DAVID’S DEVOTION — THAT SOUNDS PERSONAL

When you were dead in your sins and in the uncircumcision of your flesh, God made you alive with Christ. He forgave us all our sins, having canceled the charge of our legal indebtedness, which stood against us and condemned us; he has taken it away, nailing it to the cross. And having disarmed the powers and authorities, he made a public spectacle of them, triumphing over them by the cross. 

Colossians 2:13-15 (NIV, 1978)

Books have been written, sermons have been preached and movies have been made in the attempt to capture the drama surrounding the crucifixion of Jesus. As well there should be for there has never been, nor will there ever be, a demonstration of unconditional love that required the sacrifice of God’s only Son to forever pay the price for the sins of all mankind. Yet, amidst of all the drama and theological implications of the weekend of Jesus’ crucifixion, burial, and resurrection, we have an event that was, at its very core, intensely personal.

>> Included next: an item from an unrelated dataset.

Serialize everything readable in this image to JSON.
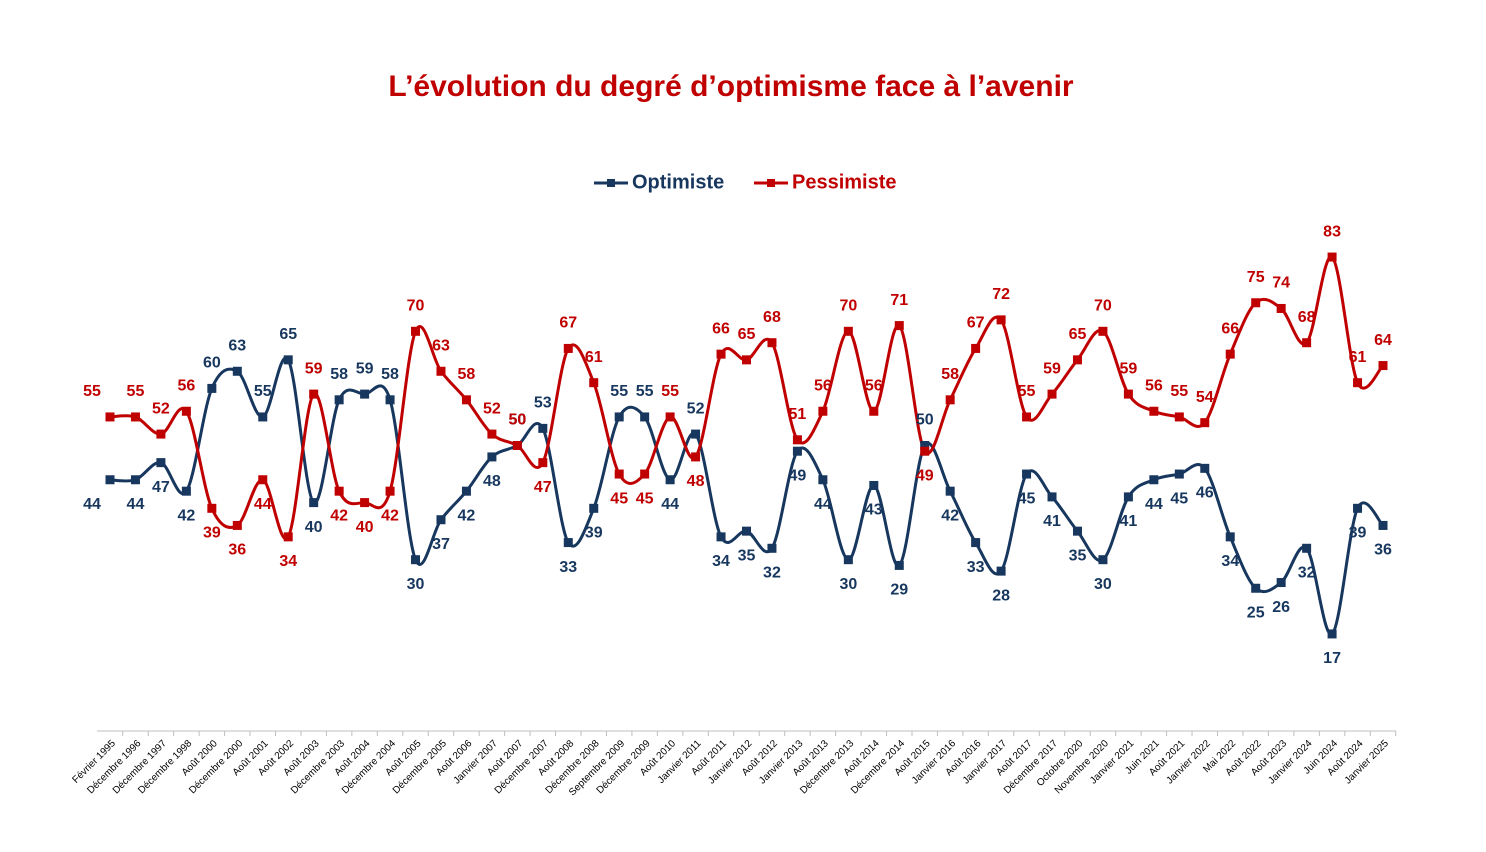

As Paul writes above, the cross of Jesus was personal on two crucial levels of human understanding. First, to comprehend the hopelessness of our condition, Paul reminds us that we were not bad people needing to be made good, but we were DEAD people needing to be made ALIVE. Such a resurrection was not possible due to our inability to satisfy the demands of the law pertaining to our sin. As only Paul could describe, he says that Jesus did what only He could do by taking all the sin, all the shame, all the filth that we do not want anyone to know about, and He nailed it to the cross. The moment we suddenly realize the depth of our hopelessness and the degree of our sin, we suddenly see that it was not the Roman soldiers that put Jesus on the cross. It was our sin and, whether we intended it to be or not, it was horribly personal.

And finally, the cross itself was the public display of the futility of Satan’s plan to overcome God’s love for humanity. On Friday, human eyes thought they witnessed the cruel, brutal destruction of God’s plan of salvation. Days later they understood that Jesus’ final words, “It is finished,” had been an announcement to Satan that his hold on humanity was broken. That sounds personal!